Optical isomers occur whenever a carbon atom has four different atoms or groups attached to it
This pattern allows two different ways of making the attachments, each the mirror image of the other. Such a carbon atom is an asymmetrical carbon and the pair of compounds are optical isomers of each other. You can imagine your right and left hands as optical isomers. Just as a glove is specific for a particular hand, some biochemical molecules can interact with one optical isomer of a compound but are unable to “fit” the other. Therefore, amino acids exist in two isomeric forms called D-amino acids and L-amino acids. D and L are abbreviations for the Latin terms for right (dextro) and left (levo), respectively. Only L-amino acids are commonly found in most organisms, and their presence is an important chemical “signature” for life. Now after having covered the major properties of all molecules, let’s review them in preparation for the next chapter which focuses on the major molecules of biological systems.
Molecules vary in size
Some are small, such as H2 and CH4, others are larger, such as a molecule of table sugar (sucrose, C12H22O11) which has 45 atoms.

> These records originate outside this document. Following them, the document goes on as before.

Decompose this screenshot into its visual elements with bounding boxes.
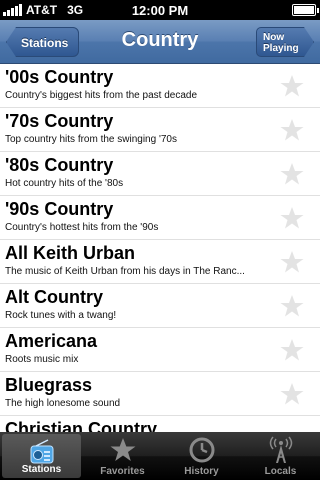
- list-item[interactable]: Christian Country: [0, 416, 320, 432]
- tab-favorites[interactable]: Favorites: [83, 432, 162, 480]
- station-subtitle: The music of Keith Urban from his days i…: [5, 266, 245, 277]
- star-icon: [110, 438, 135, 461]
- station-title: '90s Country: [5, 199, 114, 219]
- tab-label: Locals: [264, 466, 297, 477]
- tab-stations[interactable]: Stations: [2, 434, 81, 478]
- station-subtitle: Rock tunes with a twang!: [5, 310, 117, 321]
- list-item[interactable]: Americana Roots music mix: [0, 328, 320, 372]
- now-playing-line1: Now: [263, 32, 285, 43]
- station-subtitle: Roots music mix: [5, 354, 79, 365]
- station-title: Alt Country: [5, 287, 103, 307]
- tab-locals[interactable]: Locals: [241, 432, 320, 480]
- station-title: Christian Country: [5, 419, 158, 432]
- station-subtitle: Country's biggest hits from the past dec…: [5, 90, 198, 101]
- station-subtitle: Hot country hits of the '80s: [5, 178, 124, 189]
- now-playing-line2: Playing: [263, 43, 299, 54]
- station-title: Americana: [5, 331, 98, 351]
- list-item[interactable]: Alt Country Rock tunes with a twang!: [0, 284, 320, 328]
- now-playing-button[interactable]: Now Playing: [256, 27, 314, 57]
- tab-label: Favorites: [100, 466, 145, 477]
- list-item[interactable]: '90s Country Country's hottest hits from…: [0, 196, 320, 240]
- station-title: '80s Country: [5, 155, 114, 175]
- tab-label: Stations: [21, 464, 62, 475]
- station-title: All Keith Urban: [5, 243, 136, 263]
- favorite-star-icon[interactable]: [280, 162, 304, 186]
- navigation-bar: Stations Country Now Playing: [0, 20, 320, 64]
- clock-icon: [189, 437, 214, 463]
- status-bar: AT&T 3G 12:00 PM: [0, 0, 320, 20]
- favorite-star-icon[interactable]: [280, 338, 304, 362]
- station-title: '00s Country: [5, 67, 114, 87]
- list-item[interactable]: All Keith Urban The music of Keith Urban…: [0, 240, 320, 284]
- battery-icon: [292, 4, 319, 16]
- station-subtitle: Top country hits from the swinging '70s: [5, 134, 177, 145]
- list-item[interactable]: Bluegrass The high lonesome sound: [0, 372, 320, 416]
- favorite-star-icon[interactable]: [280, 294, 304, 318]
- favorite-star-icon[interactable]: [280, 250, 304, 274]
- favorite-star-icon[interactable]: [280, 74, 304, 98]
- radio-icon: [30, 439, 53, 464]
- favorite-star-icon[interactable]: [280, 118, 304, 142]
- list-item[interactable]: '00s Country Country's biggest hits from…: [0, 64, 320, 108]
- station-list[interactable]: '00s Country Country's biggest hits from…: [0, 64, 320, 432]
- list-item[interactable]: '70s Country Top country hits from the s…: [0, 108, 320, 152]
- favorite-star-icon[interactable]: [280, 382, 304, 406]
- station-subtitle: The high lonesome sound: [5, 398, 121, 409]
- tab-label: History: [184, 466, 219, 477]
- station-title: '70s Country: [5, 111, 114, 131]
- station-subtitle: Country's hottest hits from the '90s: [5, 222, 159, 233]
- tab-bar: Stations Favorites History Locals: [0, 432, 320, 480]
- list-item[interactable]: '80s Country Hot country hits of the '80…: [0, 152, 320, 196]
- station-title: Bluegrass: [5, 375, 93, 395]
- antenna-icon: [269, 436, 292, 463]
- favorite-star-icon[interactable]: [280, 206, 304, 230]
- clock: 12:00 PM: [131, 3, 189, 18]
- tab-history[interactable]: History: [162, 432, 241, 480]
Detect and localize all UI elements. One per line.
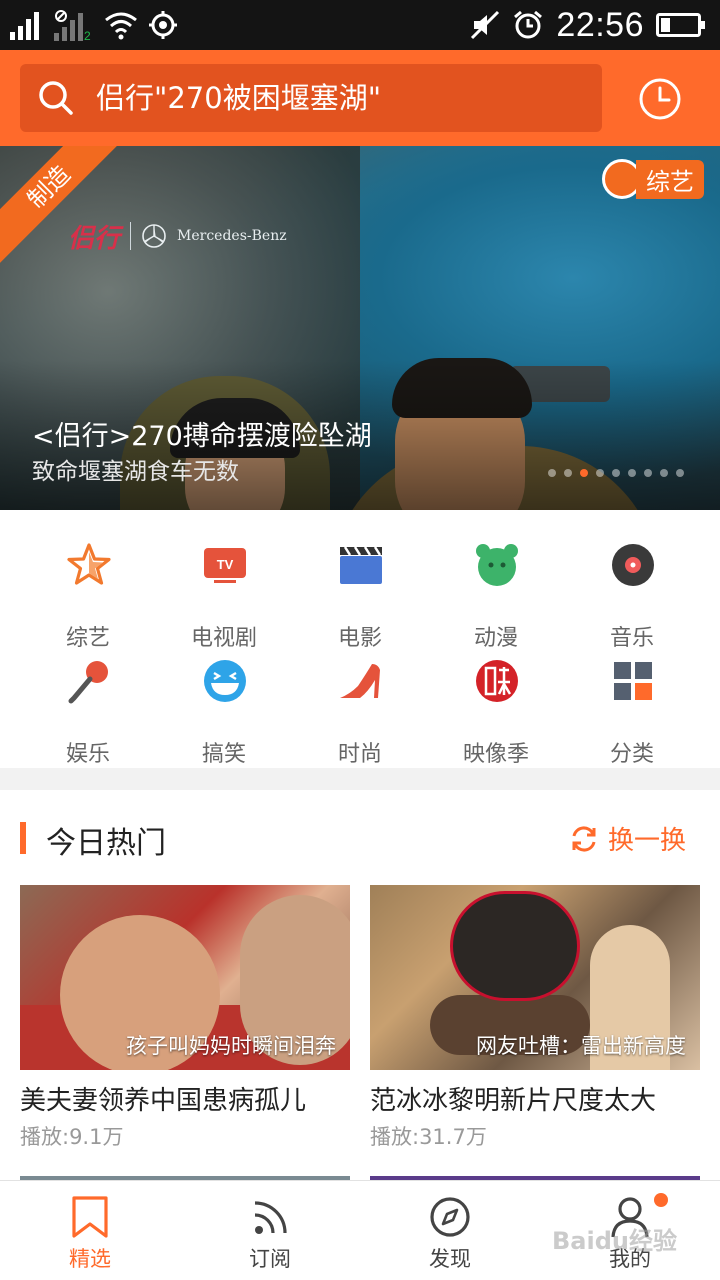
ying-logo-icon [476,660,518,702]
category-movie[interactable]: 电影 [292,542,428,652]
cartoon-face-icon [476,544,518,586]
category-label: 娱乐 [65,742,110,767]
category-label: 映像季 [462,742,529,767]
nav-subscribe[interactable]: 订阅 [180,1181,360,1280]
category-grid: 综艺 TV 电视剧 电影 动漫 音乐 娱乐 搞笑 时尚 映像季 分类 [0,510,720,768]
play-count: 播放:9.1万 [20,1125,124,1149]
logo-divider [130,222,132,250]
category-label: 电视剧 [190,626,257,651]
alarm-icon [514,10,543,39]
category-tag: 综艺 [602,159,704,199]
video-title[interactable]: 范冰冰黎明新片尺度太大 [370,1080,700,1117]
nav-label: 精选 [69,1247,111,1271]
category-label: 搞笑 [201,742,246,767]
play-count: 播放:31.7万 [370,1125,487,1149]
sim2-label: 2 [84,29,91,41]
category-label: 音乐 [609,626,654,651]
video-thumbnail[interactable]: 网友吐槽：雷出新高度 [370,885,700,1070]
banner-subtitle: 致命堰塞湖食车无数 [32,459,239,485]
laughing-face-icon [204,660,246,702]
refresh-label: 换一换 [607,826,686,856]
sponsor-name: Mercedes-Benz [177,228,287,244]
category-label: 动漫 [473,626,518,651]
wifi-icon [105,12,137,40]
show-logo: 侣行 [68,223,121,254]
category-music[interactable]: 音乐 [564,542,700,652]
nav-featured[interactable]: 精选 [0,1181,180,1280]
watermark: Baidu经验 [552,1227,677,1255]
mute-icon [471,10,500,40]
search-icon [39,81,73,115]
nav-discover[interactable]: 发现 [360,1181,540,1280]
section-title: 今日热门 [46,826,166,861]
svg-text:TV: TV [217,557,234,572]
bottom-navigation: 精选 订阅 发现 我的 Baidu经验 [0,1180,720,1280]
thumb-shape [450,891,580,1001]
hot-today-section: 今日热门 换一换 孩子叫妈妈时瞬间泪奔 美夫妻领养中国患病孤儿 播放:9.1万 [0,790,720,1190]
category-yingxiangji[interactable]: 映像季 [428,658,564,768]
refresh-icon [572,825,596,852]
app-screen: 2 22:56 侣行"270被困堰塞湖" 制造 侣行 Mercedes-Benz… [0,0,720,1280]
video-title[interactable]: 美夫妻领养中国患病孤儿 [20,1080,350,1117]
carousel-dot[interactable] [676,469,684,477]
video-thumbnail[interactable]: 孩子叫妈妈时瞬间泪奔 [20,885,350,1070]
section-accent-bar [20,822,26,854]
category-entertainment[interactable]: 娱乐 [20,658,156,768]
tv-icon: TV [204,548,246,583]
video-card[interactable]: 孩子叫妈妈时瞬间泪奔 美夫妻领养中国患病孤儿 播放:9.1万 [20,885,350,1151]
compass-icon [430,1197,470,1237]
carousel-dot[interactable] [564,469,572,477]
nav-label: 发现 [429,1247,471,1271]
category-tv[interactable]: TV 电视剧 [156,542,292,652]
notification-dot [654,1193,668,1207]
carousel-dot[interactable] [548,469,556,477]
status-bar: 2 22:56 [0,0,720,50]
carousel-dot[interactable] [628,469,636,477]
category-fashion[interactable]: 时尚 [292,658,428,768]
category-label: 综艺 [65,626,110,651]
category-anime[interactable]: 动漫 [428,542,564,652]
thumbnail-caption: 孩子叫妈妈时瞬间泪奔 [126,1034,336,1058]
grid-icon [614,662,652,700]
carousel-indicator [548,469,684,477]
carousel-dot[interactable] [596,469,604,477]
history-clock-icon[interactable] [638,77,682,121]
signal-sim2-icon: 2 [54,10,91,41]
search-query-text: 侣行"270被困堰塞湖" [96,81,382,115]
nav-label: 订阅 [249,1247,291,1271]
refresh-button[interactable]: 换一换 [570,820,686,857]
search-bar[interactable]: 侣行"270被困堰塞湖" [20,64,602,132]
promo-banner[interactable]: 制造 侣行 Mercedes-Benz 综艺 <侣行>270搏命摆渡险坠湖 致命… [0,146,720,510]
high-heel-icon [340,664,380,698]
carousel-dot[interactable] [580,469,588,477]
category-all[interactable]: 分类 [564,658,700,768]
microphone-icon [68,661,108,704]
brand-logo: 侣行 Mercedes-Benz [68,218,287,254]
sync-icon [149,11,177,39]
clapperboard-icon [340,546,382,584]
category-label: 电影 [337,626,382,651]
carousel-dot[interactable] [612,469,620,477]
category-tag-label: 综艺 [636,159,704,199]
star-icon [67,543,111,585]
thumbnail-caption: 网友吐槽：雷出新高度 [476,1034,686,1058]
signal-sim1-icon [10,12,39,40]
banner-title: <侣行>270搏命摆渡险坠湖 [32,421,372,452]
category-zongyi[interactable]: 综艺 [20,542,156,652]
rss-icon [254,1201,287,1234]
video-card[interactable]: 网友吐槽：雷出新高度 范冰冰黎明新片尺度太大 播放:31.7万 [370,885,700,1151]
category-label: 分类 [609,742,654,767]
carousel-dot[interactable] [644,469,652,477]
vinyl-record-icon [612,544,654,586]
category-funny[interactable]: 搞笑 [156,658,292,768]
carousel-dot[interactable] [660,469,668,477]
top-header: 侣行"270被困堰塞湖" [0,50,720,146]
mercedes-star-icon [142,224,166,248]
battery-icon [656,13,705,37]
bookmark-icon [72,1196,108,1238]
category-label: 时尚 [337,742,382,767]
clock-time: 22:56 [556,5,644,44]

Still other molecules, especially proteins, such as haemoglobin (the oxygen carrier in red blood cells), are gigantic, sometimes containing tens of thousands of atoms. The formation of large molecules from simpler ones in the environment was a key precursor to the emergence of life during the Archean.
All molecules have a specific three-dimensional shape
For example, the orientation of the bonding orbitals around the carbon atom gives the methane molecule (CH4) the shape of a regular tetrahedron (see Figure 2.10c). In carbon dioxide (CO2), three atoms are in line. Larger molecules have complex shapes that result from the numbers and kinds of atoms present and the ways in which they are linked together. Some large molecules, such as haemoglobin, have compact, ball-like shapes. Others, such as the protein, called keratin that makes up your hair, are long, thin, ropelike structures. Their shapes relate to the roles these molecules play in living cells.
Molecules are characterized by certain chemical properties
These properties determine the biological roles of molecules: the characteristics of composition, structure (three-dimensional shape), reactivity and solubility to distinguish a pure sample of one molecule from a sample of a different molecule. The presence of functional groups can impart distinctive chemical properties to a molecules, as does the physical arrangement of atoms into isomers.